Appellant also argues that his attorneys failed to contact or interview any of the witnesses whose names he provided. But mere failure to find or interview witnesses is not a sufficient basis for proving ineffective assistance of counsel, absent an affirmative showing that the witness testimony would have made a difference. See Gates v. State, 398 N.W.2d 558, 563 (Minn. 1987). Appellant has made no offer of proof regarding the witness testimony and no showing that he would have chosen to go to trial had that testimony been available.
Appellant also asserts that he felt coerced into pleading when his attorney told him that should the matter proceed to trial, the state intended to amend the charges to include first-degree assault. Appellant’s counsel advised him to plead at once to first-degree burglary, for which there was a 58-month presumptive sentence, to avoid a presumptive 96-month sentence for first-degree assault. Although appellant argues that there was no basis for the state’s proposed amendment, the victim’s medical reports stated that she suffered permanent facial disfigurement and some loss of vision. First-degree assault requires proof of great bodily harm, which is defined as “bodily injury . . . which causes serious permanent disfigurement, or which causes a permanent or protracted loss or impairment of the function of any bodily member or organ or other serious bodily harm.” Minn. Stat. §§ 609.221, subd. 1, 609.02, subd. 8 (2000). Appellant’s attorney made a realistic assessment of the viability of the charge; while appellant may have felt threatened by the discussion, his attorneys were obligated to explain the consequences of refusing the plea agreement.
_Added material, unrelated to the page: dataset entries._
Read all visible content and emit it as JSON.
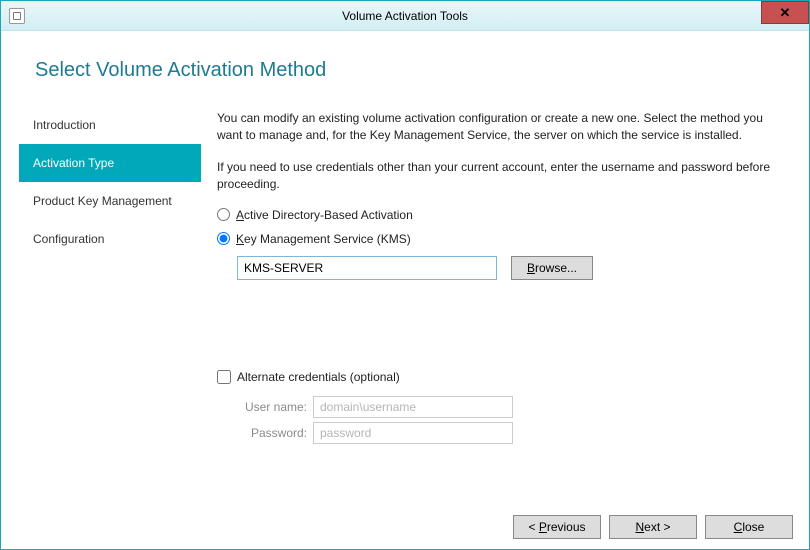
{
  "window": {
    "title": "Volume Activation Tools",
    "close_glyph": "✕"
  },
  "heading": "Select Volume Activation Method",
  "sidebar": {
    "items": [
      {
        "label": "Introduction",
        "active": false
      },
      {
        "label": "Activation Type",
        "active": true
      },
      {
        "label": "Product Key Management",
        "active": false
      },
      {
        "label": "Configuration",
        "active": false
      }
    ]
  },
  "content": {
    "para1": "You can modify an existing volume activation configuration or create a new one. Select the method you want to manage and, for the Key Management Service, the server on which the service is installed.",
    "para2": "If you need to use credentials other than your current account, enter the username and password before proceeding.",
    "radio_ad_html": "<u class='access'>A</u>ctive Directory-Based Activation",
    "radio_kms_html": "<u class='access'>K</u>ey Management Service (KMS)",
    "selected": "kms",
    "server_value": "KMS-SERVER",
    "browse_html": "<u class='access'>B</u>rowse...",
    "alt_label": "Alternate credentials (optional)",
    "alt_checked": false,
    "username_label": "User name:",
    "username_placeholder": "domain\\username",
    "password_label": "Password:",
    "password_placeholder": "password"
  },
  "footer": {
    "previous_html": "&lt; <u class='access'>P</u>revious",
    "next_html": "<u class='access'>N</u>ext &gt;",
    "close_html": "<u class='access'>C</u>lose"
  }
}
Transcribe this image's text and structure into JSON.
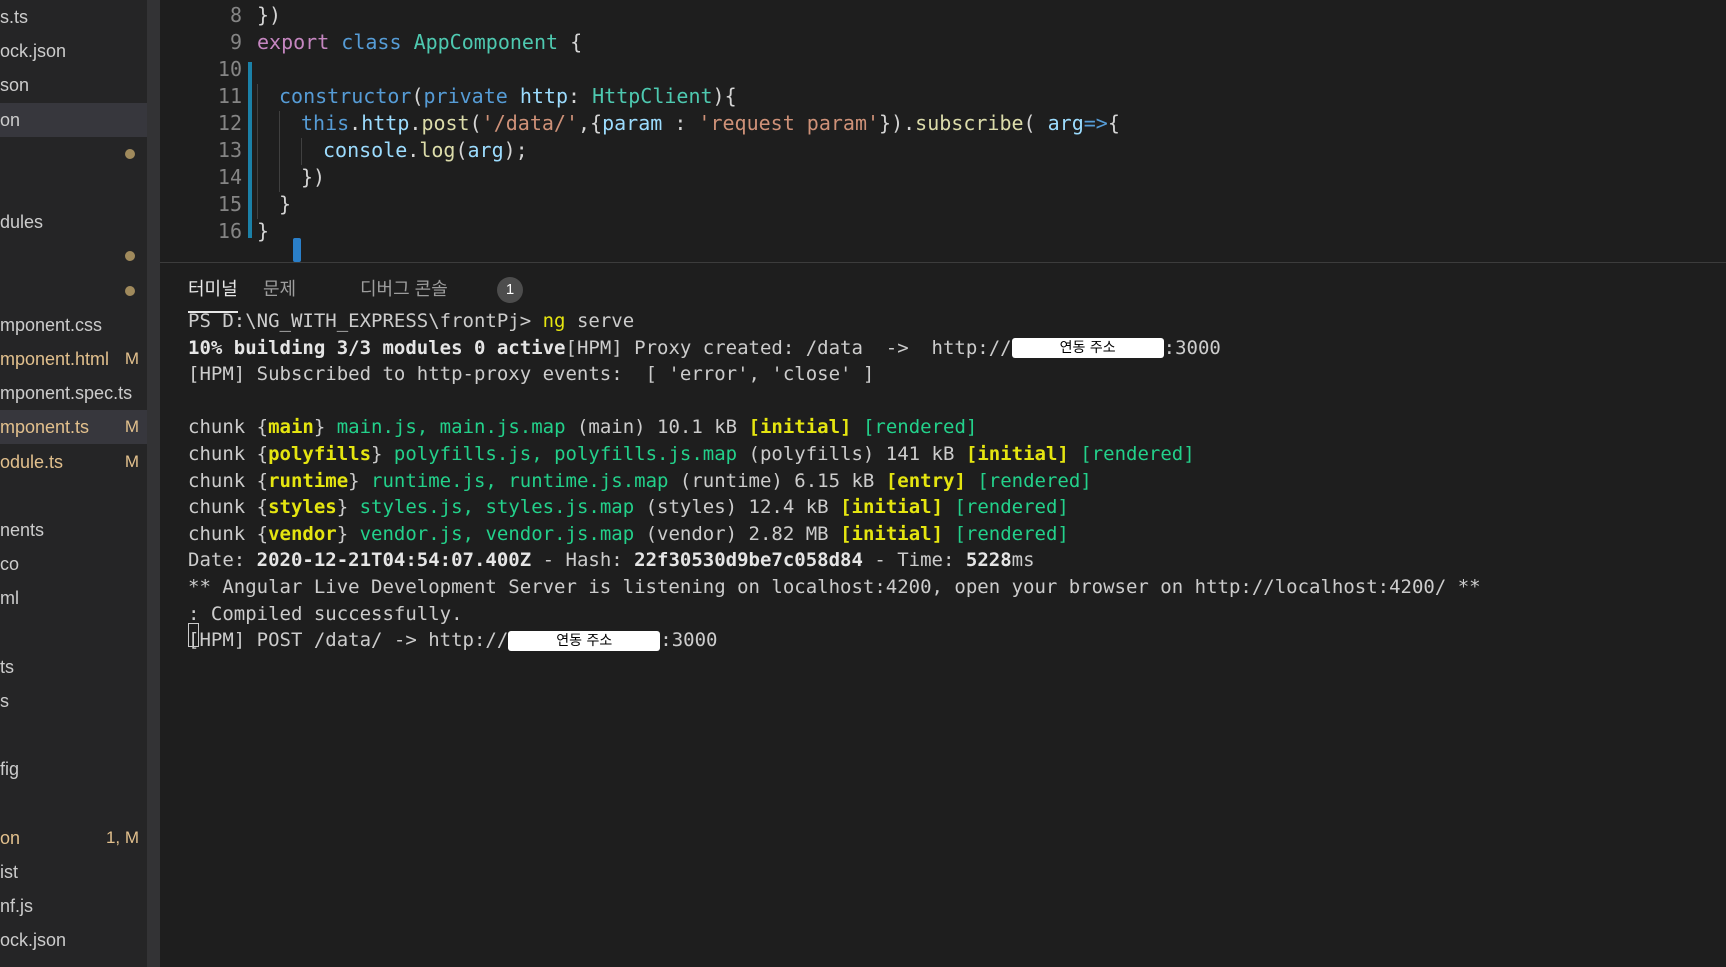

Appellant has failed to show by a preponderance of evidence that there was no factual basis for his plea or that his attorneys’ performance was defective. We therefore affirm the district court’s denial of appellant’s postconviction petition.
 As the Minnesota Supreme Court did in Ecker, 524 N.W.2d at 717, we encourage the district courts to establish a factual basis by requiring the defendant to state in his or her own words the basis for a guilty plea.